Lorenz Saladin | |
Main Discipline: | Mountaineer |
Birth Date: | 28 October 1896 |
Birth Place: | Nuglar-St. Pantaleon, Solothurn, Switzerland |
Death Place: | Khan Tengri, Pamirs, Kyrgyzstan |
Nationality: | Swiss |
Notable Ascents: | First Swiss expedition to the Caucasus, 1932 |
Lorenz Saladin (28 October 1896 – 17 September 1936), was a Swiss mountain-climber, journalist, photographer and traveler. His large archive of photographs and reports of his expeditions were discovered in Russian sources in 2008.
Saladin was born in Nuglar-St. Pantaleon, in the canton of Solothurn in Switzerland. He came from a modest background, and ended up in a home when his parents divorced. He worked at different jobs and during WW1 was patrolling the Swiss frontier. Between 1920 and 1932 he travelled through Europe, South America and the USA, taking on whatever odd jobs he could find. During this time he started to take an interest in photography and became a first-class photographer. Politically he was a member of the Communist Party of Switzerland (KPS).[1]

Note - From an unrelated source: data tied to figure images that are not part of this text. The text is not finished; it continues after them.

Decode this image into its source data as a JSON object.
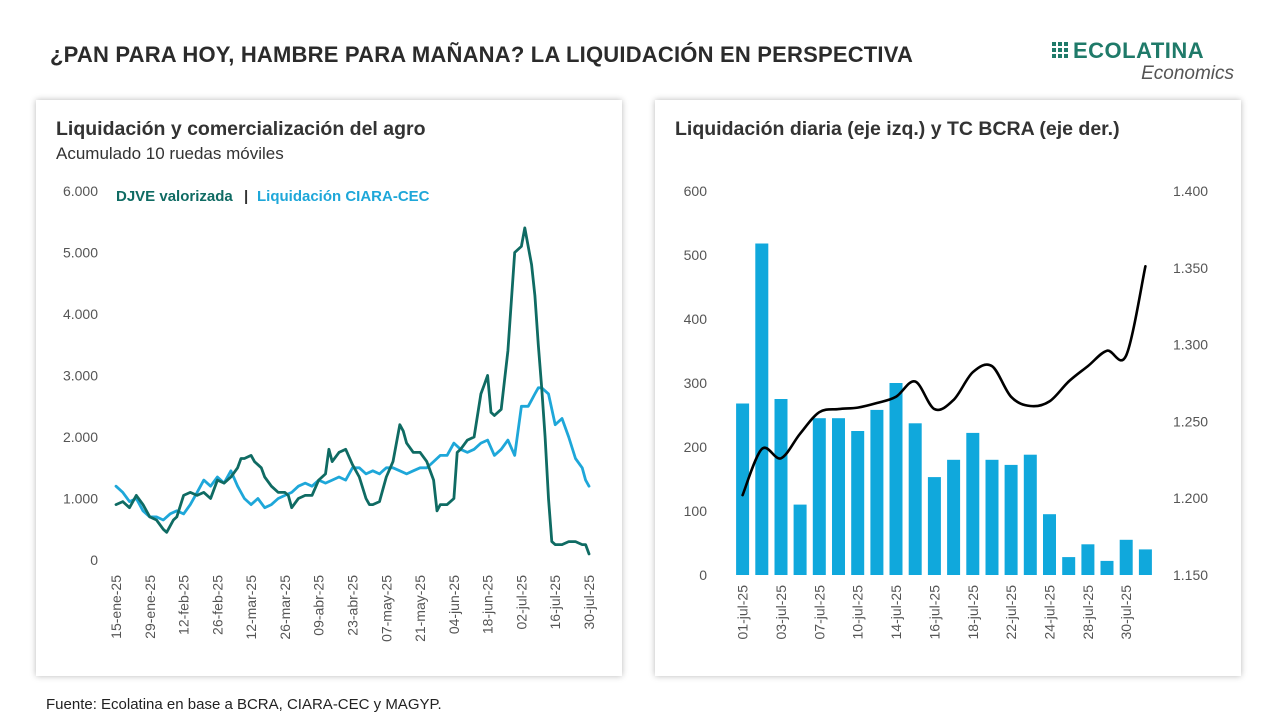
{
  "page": {
    "title": "¿PAN PARA HOY, HAMBRE PARA MAÑANA? LA LIQUIDACIÓN EN PERSPECTIVA",
    "source": "Fuente: Ecolatina en base a BCRA, CIARA-CEC y MAGYP."
  },
  "logo": {
    "name": "ECOLATINA",
    "sub": "Economics"
  },
  "colors": {
    "djve": "#0f6b63",
    "ciara": "#1ea7d9",
    "bars": "#10a8dc",
    "tc_line": "#000000"
  },
  "chart_data": [
    {
      "type": "line",
      "title": "Liquidación y comercialización del agro",
      "subtitle": "Acumulado 10 ruedas móviles",
      "legend": {
        "placement": "top-left",
        "separator": "|"
      },
      "ylim": [
        0,
        6000
      ],
      "yticks": [
        "0",
        "1.000",
        "2.000",
        "3.000",
        "4.000",
        "5.000",
        "6.000"
      ],
      "ytick_values": [
        0,
        1000,
        2000,
        3000,
        4000,
        5000,
        6000
      ],
      "xticks": [
        "15-ene-25",
        "29-ene-25",
        "12-feb-25",
        "26-feb-25",
        "12-mar-25",
        "26-mar-25",
        "09-abr-25",
        "23-abr-25",
        "07-may-25",
        "21-may-25",
        "04-jun-25",
        "18-jun-25",
        "02-jul-25",
        "16-jul-25",
        "30-jul-25"
      ],
      "xtick_index": [
        0,
        10,
        20,
        30,
        40,
        50,
        60,
        70,
        80,
        90,
        100,
        110,
        120,
        130,
        140
      ],
      "grid": false,
      "series": [
        {
          "name": "DJVE valorizada",
          "x_index": [
            0,
            2,
            4,
            6,
            8,
            10,
            12,
            14,
            15,
            17,
            18,
            20,
            22,
            24,
            26,
            28,
            30,
            32,
            34,
            36,
            37,
            38,
            40,
            41,
            42,
            43,
            44,
            46,
            48,
            50,
            51,
            52,
            54,
            56,
            58,
            60,
            62,
            63,
            64,
            66,
            68,
            70,
            72,
            74,
            75,
            76,
            78,
            80,
            82,
            84,
            85,
            86,
            88,
            90,
            92,
            94,
            95,
            96,
            98,
            100,
            101,
            102,
            104,
            106,
            108,
            109,
            110,
            111,
            112,
            114,
            116,
            117,
            118,
            119,
            120,
            121,
            122,
            123,
            124,
            125,
            126,
            127,
            128,
            129,
            130,
            132,
            134,
            136,
            138,
            139,
            140
          ],
          "values": [
            900,
            950,
            850,
            1050,
            900,
            700,
            650,
            500,
            450,
            650,
            700,
            1050,
            1100,
            1050,
            1100,
            1000,
            1300,
            1250,
            1350,
            1500,
            1650,
            1650,
            1700,
            1600,
            1550,
            1500,
            1350,
            1200,
            1100,
            1100,
            1050,
            850,
            1000,
            1050,
            1050,
            1300,
            1400,
            1800,
            1600,
            1750,
            1800,
            1550,
            1350,
            1000,
            900,
            900,
            950,
            1350,
            1600,
            2200,
            2100,
            1900,
            1750,
            1750,
            1600,
            1300,
            800,
            900,
            900,
            1000,
            1750,
            1800,
            1950,
            2000,
            2700,
            2850,
            3000,
            2400,
            2350,
            2450,
            3400,
            4200,
            5000,
            5050,
            5100,
            5400,
            5100,
            4800,
            4300,
            3500,
            2800,
            2000,
            1000,
            300,
            250,
            250,
            300,
            300,
            250,
            250,
            100
          ]
        },
        {
          "name": "Liquidación CIARA-CEC",
          "x_index": [
            0,
            2,
            4,
            6,
            8,
            10,
            12,
            14,
            16,
            18,
            20,
            22,
            24,
            26,
            28,
            30,
            32,
            34,
            36,
            38,
            40,
            42,
            44,
            46,
            48,
            50,
            52,
            54,
            56,
            58,
            60,
            62,
            64,
            66,
            68,
            70,
            72,
            74,
            76,
            78,
            80,
            82,
            84,
            86,
            88,
            90,
            92,
            94,
            96,
            98,
            100,
            102,
            104,
            106,
            108,
            110,
            112,
            114,
            116,
            118,
            120,
            122,
            123,
            124,
            125,
            126,
            128,
            130,
            132,
            134,
            136,
            138,
            139,
            140
          ],
          "values": [
            1200,
            1100,
            950,
            1000,
            800,
            700,
            700,
            650,
            750,
            800,
            750,
            900,
            1100,
            1300,
            1200,
            1350,
            1250,
            1450,
            1200,
            1000,
            900,
            1000,
            850,
            900,
            1000,
            1050,
            1100,
            1200,
            1250,
            1200,
            1300,
            1250,
            1300,
            1350,
            1300,
            1500,
            1500,
            1400,
            1450,
            1400,
            1500,
            1500,
            1450,
            1400,
            1450,
            1500,
            1500,
            1600,
            1700,
            1700,
            1900,
            1800,
            1750,
            1800,
            1900,
            1950,
            1700,
            1800,
            1950,
            1700,
            2500,
            2500,
            2600,
            2700,
            2800,
            2800,
            2700,
            2200,
            2300,
            2000,
            1650,
            1500,
            1300,
            1200
          ]
        }
      ]
    },
    {
      "type": "bar",
      "title": "Liquidación diaria (eje izq.) y TC BCRA (eje der.)",
      "ylim": [
        0,
        600
      ],
      "y2lim": [
        1150,
        1400
      ],
      "yticks": [
        "0",
        "100",
        "200",
        "300",
        "400",
        "500",
        "600"
      ],
      "ytick_values": [
        0,
        100,
        200,
        300,
        400,
        500,
        600
      ],
      "y2ticks": [
        "1.150",
        "1.200",
        "1.250",
        "1.300",
        "1.350",
        "1.400"
      ],
      "y2tick_values": [
        1150,
        1200,
        1250,
        1300,
        1350,
        1400
      ],
      "xticks": [
        "01-jul-25",
        "03-jul-25",
        "07-jul-25",
        "10-jul-25",
        "14-jul-25",
        "16-jul-25",
        "18-jul-25",
        "22-jul-25",
        "24-jul-25",
        "28-jul-25",
        "30-jul-25"
      ],
      "xtick_index": [
        0,
        2,
        4,
        6,
        8,
        10,
        12,
        14,
        16,
        18,
        20
      ],
      "grid": false,
      "bar_values": [
        268,
        518,
        275,
        110,
        245,
        245,
        225,
        258,
        300,
        237,
        153,
        180,
        222,
        180,
        172,
        188,
        95,
        28,
        48,
        22,
        55,
        40
      ],
      "tc_values": [
        1202,
        1232,
        1226,
        1242,
        1256,
        1258,
        1259,
        1262,
        1266,
        1276,
        1258,
        1264,
        1282,
        1286,
        1266,
        1260,
        1263,
        1276,
        1286,
        1296,
        1293,
        1351
      ]
    }
  ]
}
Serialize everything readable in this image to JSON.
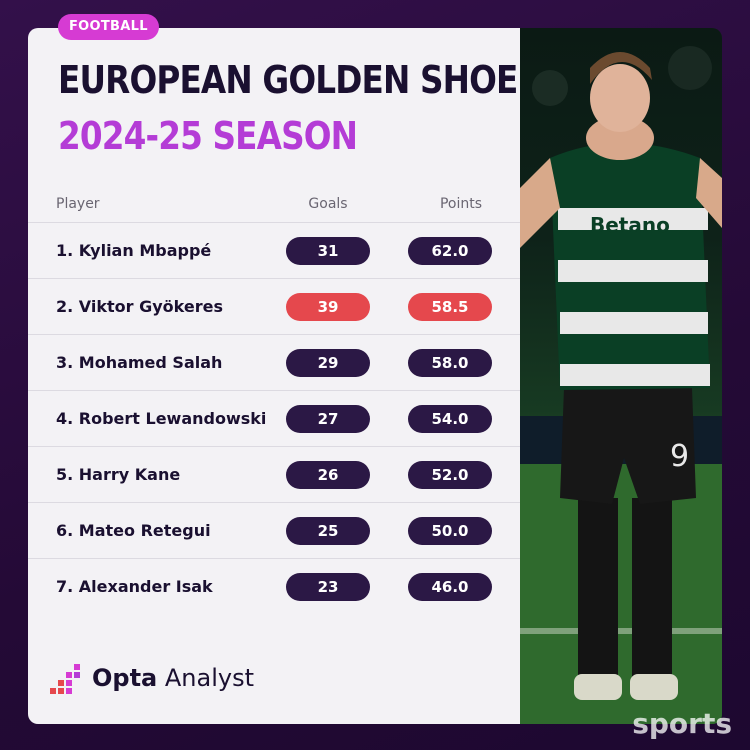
{
  "badge": "FOOTBALL",
  "title": "EUROPEAN GOLDEN SHOE",
  "subtitle": "2024-25 SEASON",
  "headers": {
    "player": "Player",
    "goals": "Goals",
    "points": "Points"
  },
  "rows": [
    {
      "player": "1. Kylian Mbappé",
      "goals": "31",
      "points": "62.0",
      "highlight": false
    },
    {
      "player": "2. Viktor Gyökeres",
      "goals": "39",
      "points": "58.5",
      "highlight": true
    },
    {
      "player": "3. Mohamed Salah",
      "goals": "29",
      "points": "58.0",
      "highlight": false
    },
    {
      "player": "4. Robert Lewandowski",
      "goals": "27",
      "points": "54.0",
      "highlight": false
    },
    {
      "player": "5. Harry Kane",
      "goals": "26",
      "points": "52.0",
      "highlight": false
    },
    {
      "player": "6. Mateo Retegui",
      "goals": "25",
      "points": "50.0",
      "highlight": false
    },
    {
      "player": "7. Alexander Isak",
      "goals": "23",
      "points": "46.0",
      "highlight": false
    }
  ],
  "logo": {
    "bold": "Opta",
    "light": " Analyst"
  },
  "jersey": {
    "sponsor": "Betano",
    "number": "9"
  },
  "watermark": "sports",
  "colors": {
    "accent_pink": "#d63bd3",
    "purple_text": "#b43cd6",
    "pill_dark": "#2b1845",
    "pill_highlight": "#e5484d",
    "background": "#2a0d3c"
  }
}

He had always taken a great interest in mountain climbing and in Switzerland was a member of several climbing clubs. In 1932 he took part in the first Swiss expedition to the Caucasus with a ski club from Zurich and contributed reports and photographs to the press. With his colleague Werner Wickert he climbed the Ushba peak, considered by many climbers as the most difficult ascent in the Caucasus.[2]
He became acquainted with the Moscow student and climber Georgi Charlampiew. In 1934 Charlampiew helped him organize his own climbing expedition to the Caucasus. A mountain, Pik Saladin, was named after him. The following year he intended joining five Russian friends, Georgi Charlampiew, Michail Dadiomow, Leonid Gutman, the sculptor Yevgeniy Abalakov and his brother Vitaly on a geological expedition to climb the 7546-meter high Mustagh Ata in China. They were being financed by the Russian trade-union federation, however, they did not receive the necessary permits from the Chinese authorities. They then decided, rather too hastily, to attempt the 7200-meter high Khan Tengri in the Pamirs. Khan Tengri is the world's most northern 7000-meter peak, notable because it has a shorter climbing season, generally more severe weather and thinner air. This was the wrong time of year for such a difficult task and the lack of preparation led to a disaster. They reached the summit on 5 September, but on the descent through a snowstorm Gutman fell and was badly injured and all of the climbers suffered from severe frostbite. Saladin amputated the black portions of his hands with a pocket-knife and disinfected them with petrol. However, he died of blood poisoning. His grave near the Engil'chek Glacier was discovered only in 2008.[1]
The Swiss photographer and writer Annemarie Schwarzenbach, a fellow-countryman and photographer, had followed Saladin's reports in magazines and recognized the quality of his photographs. She was also fascinated by his fearless attitude to life, his confidence in the face of difficulties, and the force of his political convictions. Preserving his legacy, which she viewed as a counterpoint to Switzerland's insular neutrality, became, for Schwarzenbach, both a personal and ideological obligation.[3] In 1937 she travelled to Moscow, researched his work and wrote a number of articles. These were assembled into a comprehensive biography, with a preface by Sven Hedin, which quickly sold out.[4]
During the Second World War Saladin's photographs went missing. While researching for a new edition of Schwarzenbach's book the writers Robert Steiner and Emil Zopfi came across Saladin's photo archive in Moscow. His archives were later transferred to the Swiss Alpine Museum in Bern.[5]